SAbhi 11-21-2014 02:13 AM

Quote:

Code:

mkdir more_than_50_seqs
mkdir fewer_than_4_seqs   
for FILENAME in *.fa 
do
NUMBER_OF_OGs=`grep -c \> $FILENAME` 
echo $NUMBER_OF_OG
if [$NUMBER_OF_OGs -gt 50]
then
        mv $FILENAME ./more_than_50_seqs/
elseif [$NUMBER_OF_OGs -lt 4]
then
        mv $FILENAME ./fewer_than_4_seqs/
else
        echo
fi
done


# making dir but not checking if they already exist... not a wise idea

Are you checking the count of duplicate .fa files or counting all .fa files ?
in both cases i dont see grep -c or the code you wrote is much of a use here rather using wc -l while listing files can give you count of occurences of the file.
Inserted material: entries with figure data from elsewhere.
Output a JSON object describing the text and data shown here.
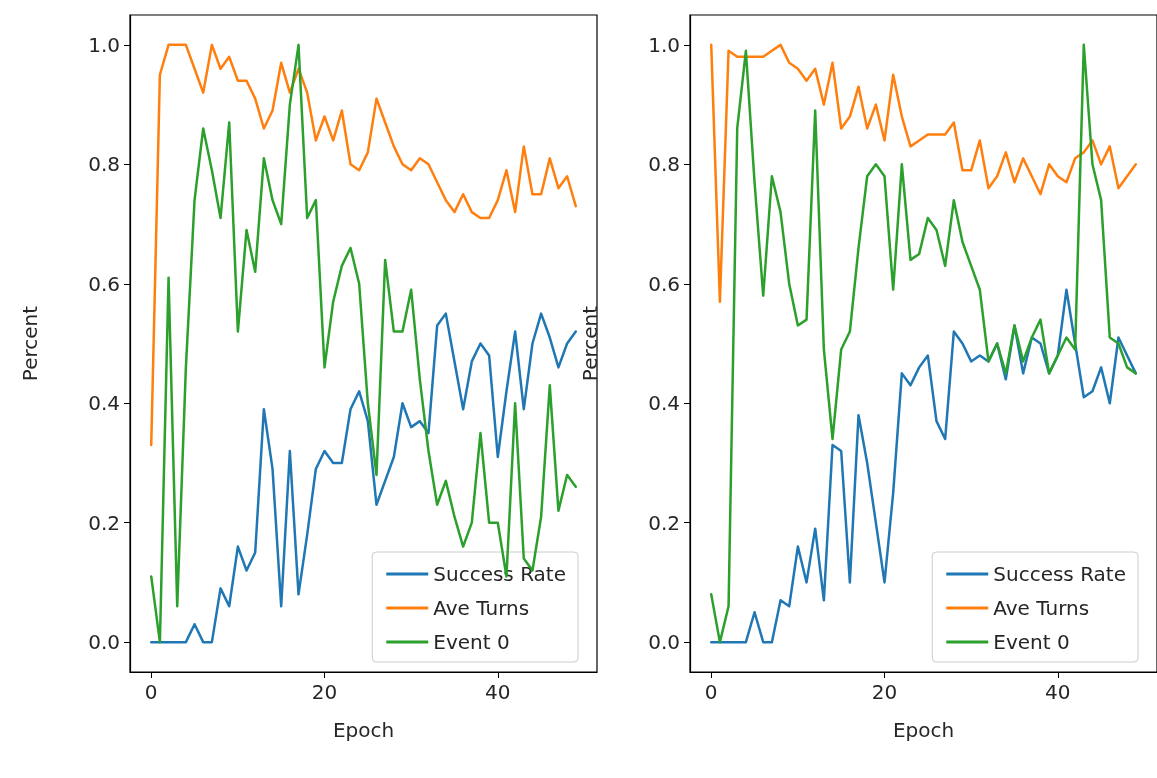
{
  "chart_data": [
    {
      "type": "line",
      "xlabel": "Epoch",
      "ylabel": "Percent",
      "xlim": [
        -2.45,
        51.45
      ],
      "ylim": [
        -0.05,
        1.05
      ],
      "xticks": [
        0,
        20,
        40
      ],
      "yticks": [
        {
          "value": 0,
          "label": "0.0"
        },
        {
          "value": 0.2,
          "label": "0.2"
        },
        {
          "value": 0.4,
          "label": "0.4"
        },
        {
          "value": 0.6,
          "label": "0.6"
        },
        {
          "value": 0.8,
          "label": "0.8"
        },
        {
          "value": 1,
          "label": "1.0"
        }
      ],
      "legend": "bottom right",
      "grid": false,
      "x": [
        0,
        1,
        2,
        3,
        4,
        5,
        6,
        7,
        8,
        9,
        10,
        11,
        12,
        13,
        14,
        15,
        16,
        17,
        18,
        19,
        20,
        21,
        22,
        23,
        24,
        25,
        26,
        27,
        28,
        29,
        30,
        31,
        32,
        33,
        34,
        35,
        36,
        37,
        38,
        39,
        40,
        41,
        42,
        43,
        44,
        45,
        46,
        47,
        48,
        49
      ],
      "series": [
        {
          "name": "Success Rate",
          "color": "#1f77b4",
          "values": [
            0,
            0,
            0,
            0,
            0,
            0.03,
            0,
            0,
            0.09,
            0.06,
            0.16,
            0.12,
            0.15,
            0.39,
            0.29,
            0.06,
            0.32,
            0.08,
            0.18,
            0.29,
            0.32,
            0.3,
            0.3,
            0.39,
            0.42,
            0.37,
            0.23,
            0.27,
            0.31,
            0.4,
            0.36,
            0.37,
            0.35,
            0.53,
            0.55,
            0.47,
            0.39,
            0.47,
            0.5,
            0.48,
            0.31,
            0.42,
            0.52,
            0.39,
            0.5,
            0.55,
            0.51,
            0.46,
            0.5,
            0.52
          ]
        },
        {
          "name": "Ave Turns",
          "color": "#ff7f0e",
          "values": [
            0.33,
            0.95,
            1,
            1,
            1,
            0.96,
            0.92,
            1,
            0.96,
            0.98,
            0.94,
            0.94,
            0.91,
            0.86,
            0.89,
            0.97,
            0.92,
            0.96,
            0.92,
            0.84,
            0.88,
            0.84,
            0.89,
            0.8,
            0.79,
            0.82,
            0.91,
            0.87,
            0.83,
            0.8,
            0.79,
            0.81,
            0.8,
            0.77,
            0.74,
            0.72,
            0.75,
            0.72,
            0.71,
            0.71,
            0.74,
            0.79,
            0.72,
            0.83,
            0.75,
            0.75,
            0.81,
            0.76,
            0.78,
            0.73
          ]
        },
        {
          "name": "Event 0",
          "color": "#2ca02c",
          "values": [
            0.11,
            0,
            0.61,
            0.06,
            0.46,
            0.74,
            0.86,
            0.79,
            0.71,
            0.87,
            0.52,
            0.69,
            0.62,
            0.81,
            0.74,
            0.7,
            0.9,
            1,
            0.71,
            0.74,
            0.46,
            0.57,
            0.63,
            0.66,
            0.6,
            0.4,
            0.28,
            0.64,
            0.52,
            0.52,
            0.59,
            0.44,
            0.32,
            0.23,
            0.27,
            0.21,
            0.16,
            0.2,
            0.35,
            0.2,
            0.2,
            0.11,
            0.4,
            0.14,
            0.12,
            0.21,
            0.43,
            0.22,
            0.28,
            0.26
          ]
        }
      ]
    },
    {
      "type": "line",
      "xlabel": "Epoch",
      "ylabel": "Percent",
      "xlim": [
        -2.45,
        51.45
      ],
      "ylim": [
        -0.05,
        1.05
      ],
      "xticks": [
        0,
        20,
        40
      ],
      "yticks": [
        {
          "value": 0,
          "label": "0.0"
        },
        {
          "value": 0.2,
          "label": "0.2"
        },
        {
          "value": 0.4,
          "label": "0.4"
        },
        {
          "value": 0.6,
          "label": "0.6"
        },
        {
          "value": 0.8,
          "label": "0.8"
        },
        {
          "value": 1,
          "label": "1.0"
        }
      ],
      "legend": "bottom right",
      "grid": false,
      "x": [
        0,
        1,
        2,
        3,
        4,
        5,
        6,
        7,
        8,
        9,
        10,
        11,
        12,
        13,
        14,
        15,
        16,
        17,
        18,
        19,
        20,
        21,
        22,
        23,
        24,
        25,
        26,
        27,
        28,
        29,
        30,
        31,
        32,
        33,
        34,
        35,
        36,
        37,
        38,
        39,
        40,
        41,
        42,
        43,
        44,
        45,
        46,
        47,
        48,
        49
      ],
      "series": [
        {
          "name": "Success Rate",
          "color": "#1f77b4",
          "values": [
            0,
            0,
            0,
            0,
            0,
            0.05,
            0,
            0,
            0.07,
            0.06,
            0.16,
            0.1,
            0.19,
            0.07,
            0.33,
            0.32,
            0.1,
            0.38,
            0.3,
            0.2,
            0.1,
            0.25,
            0.45,
            0.43,
            0.46,
            0.48,
            0.37,
            0.34,
            0.52,
            0.5,
            0.47,
            0.48,
            0.47,
            0.5,
            0.44,
            0.53,
            0.45,
            0.51,
            0.5,
            0.45,
            0.48,
            0.59,
            0.5,
            0.41,
            0.42,
            0.46,
            0.4,
            0.51,
            0.48,
            0.45
          ]
        },
        {
          "name": "Ave Turns",
          "color": "#ff7f0e",
          "values": [
            1,
            0.57,
            0.99,
            0.98,
            0.98,
            0.98,
            0.98,
            0.99,
            1,
            0.97,
            0.96,
            0.94,
            0.96,
            0.9,
            0.97,
            0.86,
            0.88,
            0.93,
            0.86,
            0.9,
            0.84,
            0.95,
            0.88,
            0.83,
            0.84,
            0.85,
            0.85,
            0.85,
            0.87,
            0.79,
            0.79,
            0.84,
            0.76,
            0.78,
            0.82,
            0.77,
            0.81,
            0.78,
            0.75,
            0.8,
            0.78,
            0.77,
            0.81,
            0.82,
            0.84,
            0.8,
            0.83,
            0.76,
            0.78,
            0.8
          ]
        },
        {
          "name": "Event 0",
          "color": "#2ca02c",
          "values": [
            0.08,
            0,
            0.06,
            0.86,
            0.99,
            0.77,
            0.58,
            0.78,
            0.72,
            0.6,
            0.53,
            0.54,
            0.89,
            0.49,
            0.34,
            0.49,
            0.52,
            0.66,
            0.78,
            0.8,
            0.78,
            0.59,
            0.8,
            0.64,
            0.65,
            0.71,
            0.69,
            0.63,
            0.74,
            0.67,
            0.63,
            0.59,
            0.47,
            0.5,
            0.45,
            0.53,
            0.47,
            0.51,
            0.54,
            0.45,
            0.48,
            0.51,
            0.49,
            1,
            0.8,
            0.74,
            0.51,
            0.5,
            0.46,
            0.45
          ]
        }
      ]
    }
  ]
}
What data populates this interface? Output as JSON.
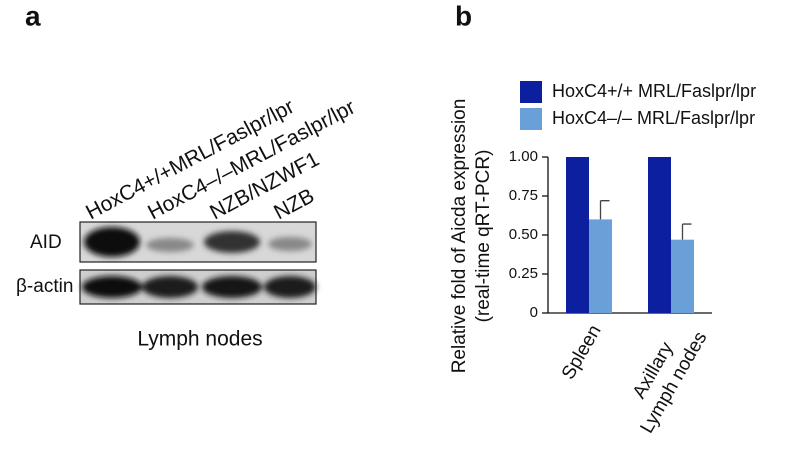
{
  "panel_a": {
    "label": "a",
    "lanes": [
      "HoxC4+/+MRL/Faslpr/lpr",
      "HoxC4–/–MRL/Faslpr/lpr",
      "NZB/NZWF1",
      "NZB"
    ],
    "rows": [
      "AID",
      "β-actin"
    ],
    "caption": "Lymph nodes"
  },
  "chart_data": {
    "type": "bar",
    "panel_label": "b",
    "y_label": [
      "Relative fold of Aicda expression",
      "(real-time qRT-PCR)"
    ],
    "categories": [
      "Spleen",
      "Axillary Lymph nodes"
    ],
    "series": [
      {
        "name": "HoxC4+/+ MRL/Faslpr/lpr",
        "color": "#0c1f9e",
        "values": [
          1.0,
          1.0
        ]
      },
      {
        "name": "HoxC4–/– MRL/Faslpr/lpr",
        "color": "#6aa0d8",
        "values": [
          0.6,
          0.47
        ],
        "errors": [
          0.12,
          0.1
        ]
      }
    ],
    "ylim": [
      0,
      1
    ],
    "yticks": [
      0,
      {
        "value": 0.25,
        "label": "0.25"
      },
      {
        "value": 0.5,
        "label": "0.50"
      },
      {
        "value": 0.75,
        "label": "0.75"
      },
      {
        "value": 1,
        "label": "1.00"
      }
    ],
    "legend": "top"
  }
}
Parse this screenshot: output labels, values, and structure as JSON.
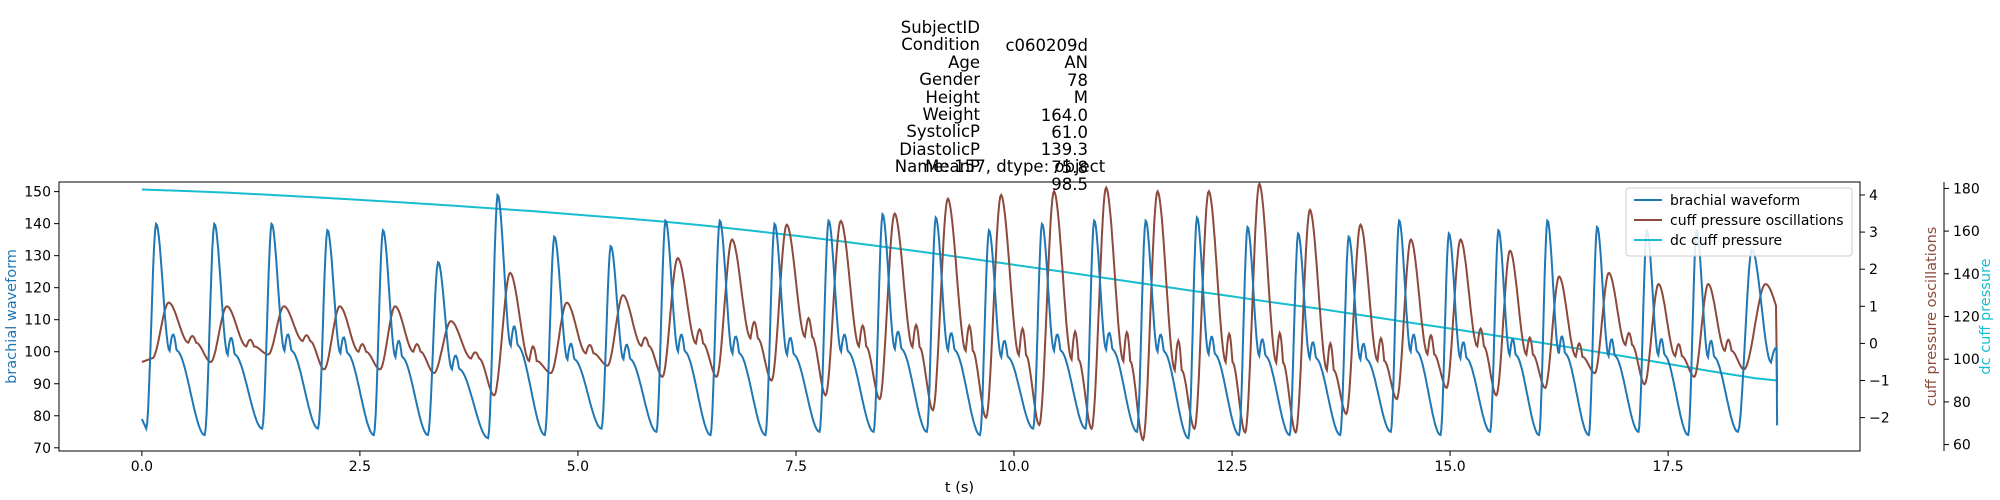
{
  "title": {
    "rows": [
      {
        "key": "SubjectID",
        "value": "c060209d"
      },
      {
        "key": "Condition",
        "value": "AN"
      },
      {
        "key": "Age",
        "value": "78"
      },
      {
        "key": "Gender",
        "value": "M"
      },
      {
        "key": "Height",
        "value": "164.0"
      },
      {
        "key": "Weight",
        "value": "61.0"
      },
      {
        "key": "SystolicP",
        "value": "139.3"
      },
      {
        "key": "DiastolicP",
        "value": "75.8"
      },
      {
        "key": "MeanP",
        "value": "98.5"
      }
    ],
    "footer": "Name: 157, dtype: object"
  },
  "colors": {
    "brachial": "#1f77b4",
    "cuff_osc": "#8c4a3c",
    "dc_cuff": "#17becf"
  },
  "chart_data": {
    "type": "line",
    "xlabel": "t (s)",
    "xlim": [
      -0.95,
      19.7
    ],
    "xticks": [
      "0.0",
      "2.5",
      "5.0",
      "7.5",
      "10.0",
      "12.5",
      "15.0",
      "17.5"
    ],
    "legend_placement": "top-right",
    "grid": false,
    "axes": [
      {
        "id": "left",
        "label": "brachial waveform",
        "ylim": [
          69,
          153
        ],
        "ticks": [
          70,
          80,
          90,
          100,
          110,
          120,
          130,
          140,
          150
        ]
      },
      {
        "id": "right1",
        "label": "cuff pressure oscillations",
        "ylim": [
          -2.9,
          4.35
        ],
        "ticks": [
          "−2",
          "−1",
          "0",
          "1",
          "2",
          "3",
          "4"
        ]
      },
      {
        "id": "right2",
        "label": "dc cuff pressure",
        "ylim": [
          57,
          183
        ],
        "ticks": [
          60,
          80,
          100,
          120,
          140,
          160,
          180
        ]
      }
    ],
    "series": [
      {
        "name": "brachial waveform",
        "axis": "left",
        "model": "beat_waveform",
        "t_end": 18.75,
        "beat_times": [
          0.05,
          0.72,
          1.38,
          2.02,
          2.66,
          3.28,
          3.97,
          4.62,
          5.27,
          5.9,
          6.52,
          7.15,
          7.77,
          8.39,
          9.0,
          9.61,
          10.22,
          10.82,
          11.41,
          12.0,
          12.58,
          13.16,
          13.74,
          14.32,
          14.89,
          15.46,
          16.02,
          16.59,
          17.16,
          17.73,
          18.3
        ],
        "peaks": [
          140,
          140,
          140,
          138,
          138,
          128,
          149,
          136,
          133,
          141,
          141,
          140,
          141,
          143,
          142,
          138,
          140,
          141,
          141,
          142,
          139,
          137,
          136,
          141,
          137,
          138,
          141,
          139,
          138,
          138,
          132
        ],
        "troughs": [
          76,
          74,
          76,
          76,
          74,
          74,
          73,
          74,
          76,
          75,
          74,
          74,
          75,
          75,
          75,
          74,
          76,
          76,
          75,
          73,
          74,
          74,
          74,
          75,
          74,
          75,
          74,
          74,
          75,
          74,
          75
        ],
        "start_value": 79,
        "end_value": 77
      },
      {
        "name": "cuff pressure oscillations",
        "axis": "right1",
        "model": "beat_oscillation",
        "t_end": 18.75,
        "beat_times": [
          0.12,
          0.79,
          1.45,
          2.09,
          2.73,
          3.35,
          4.04,
          4.69,
          5.34,
          5.97,
          6.59,
          7.22,
          7.84,
          8.46,
          9.07,
          9.68,
          10.29,
          10.89,
          11.48,
          12.07,
          12.65,
          13.23,
          13.81,
          14.39,
          14.96,
          15.53,
          16.09,
          16.66,
          17.23,
          17.8,
          18.37
        ],
        "peak_amplitude": [
          1.1,
          1.0,
          1.0,
          1.0,
          1.0,
          0.6,
          1.9,
          1.1,
          1.3,
          2.3,
          2.8,
          3.2,
          3.3,
          3.5,
          3.9,
          4.0,
          4.1,
          4.2,
          4.1,
          4.1,
          4.3,
          3.6,
          3.2,
          2.8,
          2.8,
          2.5,
          1.8,
          1.9,
          1.6,
          1.6,
          1.6
        ],
        "trough_amplitude": [
          -0.4,
          -0.5,
          -0.3,
          -0.7,
          -0.7,
          -0.8,
          -1.4,
          -0.8,
          -0.6,
          -0.9,
          -0.9,
          -1.0,
          -1.4,
          -1.5,
          -1.8,
          -2.0,
          -2.2,
          -2.3,
          -2.6,
          -2.3,
          -2.4,
          -2.4,
          -1.9,
          -1.5,
          -1.2,
          -1.4,
          -1.2,
          -0.8,
          -1.1,
          -0.9,
          -0.7
        ],
        "start_value": -0.5,
        "end_value": -1.3
      },
      {
        "name": "dc cuff pressure",
        "axis": "right2",
        "model": "decay",
        "x": [
          0.0,
          0.5,
          1.0,
          1.5,
          2.0,
          2.5,
          3.0,
          3.5,
          4.0,
          4.5,
          5.0,
          5.5,
          6.0,
          6.5,
          7.0,
          7.5,
          8.0,
          8.5,
          9.0,
          9.5,
          10.0,
          10.5,
          11.0,
          11.5,
          12.0,
          12.5,
          13.0,
          13.5,
          14.0,
          14.5,
          15.0,
          15.5,
          16.0,
          16.5,
          17.0,
          17.5,
          18.0,
          18.5,
          18.75
        ],
        "y": [
          179.5,
          178.8,
          178.0,
          176.9,
          175.8,
          174.6,
          173.4,
          172.1,
          170.7,
          169.3,
          167.7,
          166.1,
          164.4,
          162.4,
          160.2,
          157.8,
          155.3,
          152.7,
          150.0,
          147.1,
          144.2,
          141.3,
          138.3,
          135.3,
          132.3,
          129.4,
          126.4,
          123.6,
          120.5,
          117.4,
          114.4,
          111.2,
          108.0,
          104.7,
          101.3,
          97.8,
          94.3,
          91.1,
          90.0
        ]
      }
    ]
  }
}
better see man page first.

here is what you can do once you decide what you want to count:
get the count , compare it and check if teh dir you want exists
if not make one else move the file to a dir depending on the count.

grail 11-21-2014 02:22 AM

I see a few issues:

1. No space either side of [ and ], remember that [ is a command, so you would not write lsdir, you would write ls dir

2. elseif is incorrect in bash, you want to use elif

3. If you use (()) instead of [] you can perform arithmetic comparisons with familiar symbols
Code:

if (( NUMBER_OF_OGs > 50 ))
4. Personal choice, but when using non-alphanumeric characters I prefer to place quotes around strings to help protect it against shell expansion
Code:

NUMBER_OF_OGs=$(grep -c '\>' $FILENAME)
5. I do not believe the escape is required inside the single quotes either

6. $() is clearer than `` and can be nested easily

7. Based on your description, I am not 100% sure you are performing the correct test?? You say you want files with greater than 50 occurrences of '>', however the -c option for grep will return the number of lines
that match your criteria and not the number of '>' that appear, ie. you could have a file with one line and 51 '>' but this would not return as the -c will return only 1

kmkocot 11-21-2014 06:22 PM

Thanks guys!

Grail, thanks for noticing that I'm only counting lines with a greater than symbol but FYI the file format that I'm using will always have one or zero greater than symbols per line. This code with your suggestions did the trick:

Code:

mkdir more_than_50_seqs
mkdir fewer_than_4_seqs
for FILENAME in *.fa
do
NUMBER_OF_OGs=$(grep -c '>' $FILENAME)
echo $NUMBER_OF_OG
if (( $NUMBER_OF_OGs > 50 ))
then
        mv $FILENAME ./more_than_50_seqs/
elif (( $NUMBER_OF_OGs < 4 ))
then
        mv $FILENAME ./fewer_than_4_seqs/
else
        echo $FILENAME has >4 but <50 sequences
fi
done

Thanks!
Kev

nbritton 11-21-2014 10:45 PM

Code:

#!/bin/bash

if ! test -d "./more_than_50_seqs"; then
    mkdir ./more_than_50_seqs;
fi

if ! test -d "./less_than_4_seqs"; then
    mkdir ./less_than_4_seqs;
fi

for i in *.fa; do
    if [[ $(grep -c ">" $i) -gt 50 ]]; then
        mv $i ./more_than_50_seqs/;
    elif [[ $(grep -c ">" $i) -lt 4 ]]; then
        mv $i ./less_than_4_seqs/;
    fi
done


nbritton 11-21-2014 10:54 PM

You shouldn't use upper case variable names.

http://wiki.bash-hackers.org/scripti...variable_names
http://wiki.bash-hackers.org/scripting/style


All times are GMT -5. The time now is 04:17 PM.